Este comentario no es baladí ni casual. Pocos días antes, el presidente de China, Xi Jinping, viajó a Lima para reunirse con la presidenta peruana Dina Boluarte y asistir a la ceremonia inaugural del puerto de aguas profundas de Chancay, una infraestructura valorada en 3.500 millones de dólares construida y operada parcialmente por la empresa estatal COSCO Shipping Ports.
Bajo la
perspectiva de Claver-Carone, cualquier mercancía que parta de este punto del
Pacífico en dirección a Estados Unidos, sin importar el país de origen, debería
ser gravada. Esta medida se aplicaría también a otros puertos de naturaleza
similar en América Latina y el Caribe, como el de Lázaro Cárdenas en México,
Balboa en Panamá o Paranaguá en Brasil.
“América para los americanos”
“Puedes llamarlo [a la estrategia estadounidense]
como una Doctrina Monroe 2.0”, comentaba Mike Waltz, asesor de Seguridad
Nacional elegido por Trump, durante una entrevista para la cadena televisiva
Fox News. Una vez más, detrás de la grandilocuencia de las declaraciones de las
figuras más destacadas de la administración republicana se esconde algo mucho
más profundo.
Estados Unidos ha entrado en una especie de
ansiedad hegemónica como consecuencia de la pérdida progresiva de su poder y
busca atar en corto a todos los países a los que Washington considera que
forman parte de su “patio trasero”; e incluso, en algunos casos, amenazar con
controlar –por la vía militar si fuera necesario– varios puntos estratégicos
como el Canal de Panamá o Groenlandia.
La potencia norteamericana ha gozado de un poder
casi absoluto durante las últimas siete décadas, posición que le ha permitido
consolidar una estrategia global injerencista en aras de proteger la narrativa
del “orden basado en reglas” y sus intereses estratégicos. No obstante, este
periodo ha finalizado; el mundo ha cambiado y, con él, todo el sistema
internacional. Y una muestra que refleja esta tendencia es América Latina.
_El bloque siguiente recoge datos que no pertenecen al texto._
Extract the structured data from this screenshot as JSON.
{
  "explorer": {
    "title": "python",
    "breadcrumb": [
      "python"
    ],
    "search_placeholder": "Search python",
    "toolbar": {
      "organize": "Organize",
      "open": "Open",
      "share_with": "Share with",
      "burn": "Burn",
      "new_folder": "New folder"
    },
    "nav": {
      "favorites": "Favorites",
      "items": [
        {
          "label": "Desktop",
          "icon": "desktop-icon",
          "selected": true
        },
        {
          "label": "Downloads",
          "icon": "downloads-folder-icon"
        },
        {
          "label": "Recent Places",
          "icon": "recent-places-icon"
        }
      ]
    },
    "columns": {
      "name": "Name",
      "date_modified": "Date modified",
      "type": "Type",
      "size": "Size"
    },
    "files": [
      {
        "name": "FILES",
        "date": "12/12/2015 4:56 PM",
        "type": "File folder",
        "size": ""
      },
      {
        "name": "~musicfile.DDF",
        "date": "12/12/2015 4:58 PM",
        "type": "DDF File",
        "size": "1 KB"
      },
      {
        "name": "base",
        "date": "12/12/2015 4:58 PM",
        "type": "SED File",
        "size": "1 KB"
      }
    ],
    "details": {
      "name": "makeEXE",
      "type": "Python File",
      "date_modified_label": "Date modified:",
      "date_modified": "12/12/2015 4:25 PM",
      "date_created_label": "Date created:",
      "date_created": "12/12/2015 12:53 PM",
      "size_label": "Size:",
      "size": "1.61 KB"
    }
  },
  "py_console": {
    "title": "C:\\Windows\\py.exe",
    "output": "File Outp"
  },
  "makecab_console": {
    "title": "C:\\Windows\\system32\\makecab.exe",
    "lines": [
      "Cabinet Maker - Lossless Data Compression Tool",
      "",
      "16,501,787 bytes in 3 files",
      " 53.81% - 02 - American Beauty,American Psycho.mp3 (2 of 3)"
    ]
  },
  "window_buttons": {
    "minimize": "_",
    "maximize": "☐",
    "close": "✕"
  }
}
Antaño objetivo prioritario de la famosa Doctrina
Monroe, esta región se ha acercado significativamente a China en los últimos
años, en buena parte por la posición pasiva, condescendiente e indiferente que
ha mantenido Estados Unidos. Trump, tanto en su primer mandato como
presumiblemente en su segundo, ha tratado a la región como un mero foco de
inmigración “no deseada” y un chivo expiatorio para la problemática de
criminalidad que afronta Estados Unidos y a la que el trumpismo vincula con los
flujos migratorios.
Es significativo que las primeras declaraciones más
mediáticas vertidas sobre la región hayan ido en esta dirección. Sobre México,
Trump aseguró que declararía a los cárteles como “organizaciones terroristas” y
varios miembros de su equipo abogan por llevar a cabo una intervención militar.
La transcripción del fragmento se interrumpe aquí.